Washington State

House of Representatives

Office of Program Research



Education Committee

2SSB 6163

This analysis was prepared by non-partisan legislative staff for the use of legislative members in their deliberations. This analysis is not a part of the legislation nor does it constitute a statement of legislative intent.

Brief Description: Concerning expanded learning opportunities.

Sponsors: Senate Committee on Ways & Means (originally sponsored by Senators Billig, Litzow, Frockt, Dammeier, McAuliffe, Rolfes, King, Tom, Kohl-Welles and Keiser).

Brief Summary of Second Substitute Bill

  • Defines Expanded Learning Opportunities (ELOs) to include school-based programs that provide extended learning and enriching experiences beyond the traditional school day or calendar.

  • Establishes an ELO Council, to be convened by the Superintendent of Public Instruction, to provide vision, guidance, and assistance related to summer learning opportunities and other initiatives related to a coordinated statewide ELO system.

  • Requires the first report from the ELO Council to recommend a framework for a pilot program of 10 schools that would receive state funding for 20 additional student learning days to combat summer learning loss and close educational opportunity gaps.

Hearing Date: 2/19/14

Staff: Barbara McLain (786-7383).


The term "Expanded Learning Opportunities" (ELOs) is used to describe afterschool and summer learning opportunities provided outside the regular school day or year and delivered through partnerships between schools and community-based organizations (CBOs). The ELOs typically supplement academic learning with enrichment and youth-development activities. There is a body of research literature from a federally funded initiative called 21st Century Community Learning Centers that suggests that the ELOs provided for low-income and other at-risk students can be an effective strategy for closing the educational opportunity gap and reducing summer learning loss.

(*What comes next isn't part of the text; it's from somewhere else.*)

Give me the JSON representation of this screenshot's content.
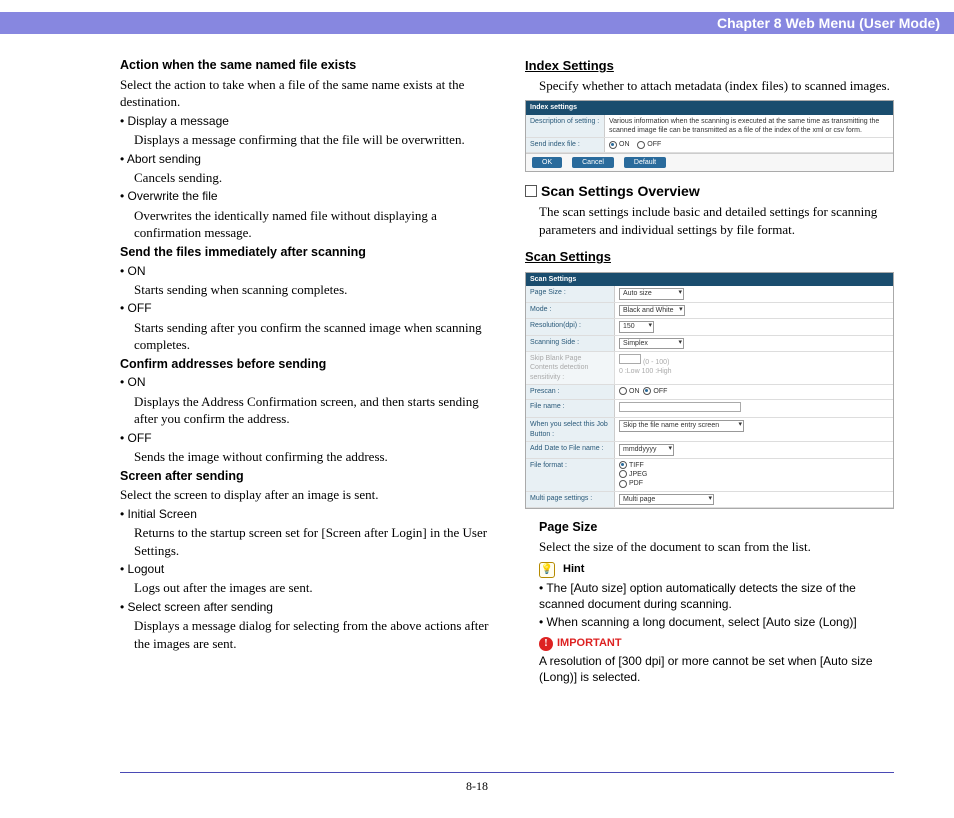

Research indicates that most students lose about two months of grade level equivalency in mathematical computation skills over the summer months. Low-income students also lose more than two months in reading achievement. According to a study by Johns Hopkins University, this learning gap widens over time, so that by grade 9, summer learning accounts for two-thirds of the gap in reading between low-income students and their middle-income peers. The same students most affected by summer learning loss were also more likely to drop out of high school and less likely to attend college.

The Superintendent of Public Instruction (SPI) is required to convene a panel of experts to develop state menus of best practices and strategies for assisting struggling students, particularly in elementary reading. The first such menu is due July 1, 2014.

Summary of Bill:

The ELOs are defined as:

An ELO Council is established to advise the Governor, the Legislature, and the SPI regarding an ELO system, with particular attention to solutions to summer learning loss. The ELO Council must provide vision, guidance, and assistance related to summer learning opportunities, school-year calendar modifications to reduce summer learning loss, and other programs or initiatives for a coordinated statewide ELO system.

The ELO Council must identify resources and partnership opportunities, set quality standards, develop a comprehensive action plan, and track performance of the ELOs in closing the opportunity gap. When making recommendations for best practices, the ELO council must consider the state best practices menus developed by the SPI's expert panel.

The Office of the Governor, in consultation with the SPI, must convene the ELO Council, all of whom must have experience with the ELOs and include representation of diverse student interests and geographical locations. Up to 15 individuals may be invited to participate, with representation from specified organizations and associations. Staff support is provided by the SPI. Appointees to the ELO Council must be selected by May 30, 2014, and the first meeting must be held before August 1, 2014. The first report is due December 1, 2014, and annually thereafter.

The first report from the ELO Council must include a framework and action plan for a pilot program to combat summer learning loss and close educational opportunity gaps, including identification of 10 potential pilot schools, for the Legislature to consider implementing in the 2015-2017 biennium. The pilot program must provide state funding for three years for 20 additional student learning days. Schools that include any two grade levels from grades kindergarten through 5 with 75 percent or more low-income students are eligible.

School districts must solicit input on the design of the plan from school staff, parents, and the community, including at an open meeting. The pilot schools may participate with a community-based organization to provide the ELOs. The pilot program must include an evaluation, an examination of student academic progress, and a recommendation on whether 20 days is the optimal number of days for additional support. The ELO Council must encourage any school district to implement such a pilot program on a faster timeline using local or grant funds.

Appropriation: None.

Fiscal Note: Partial note on draft bill available.

Effective Date: The bill contains an emergency clause and takes effect immediately.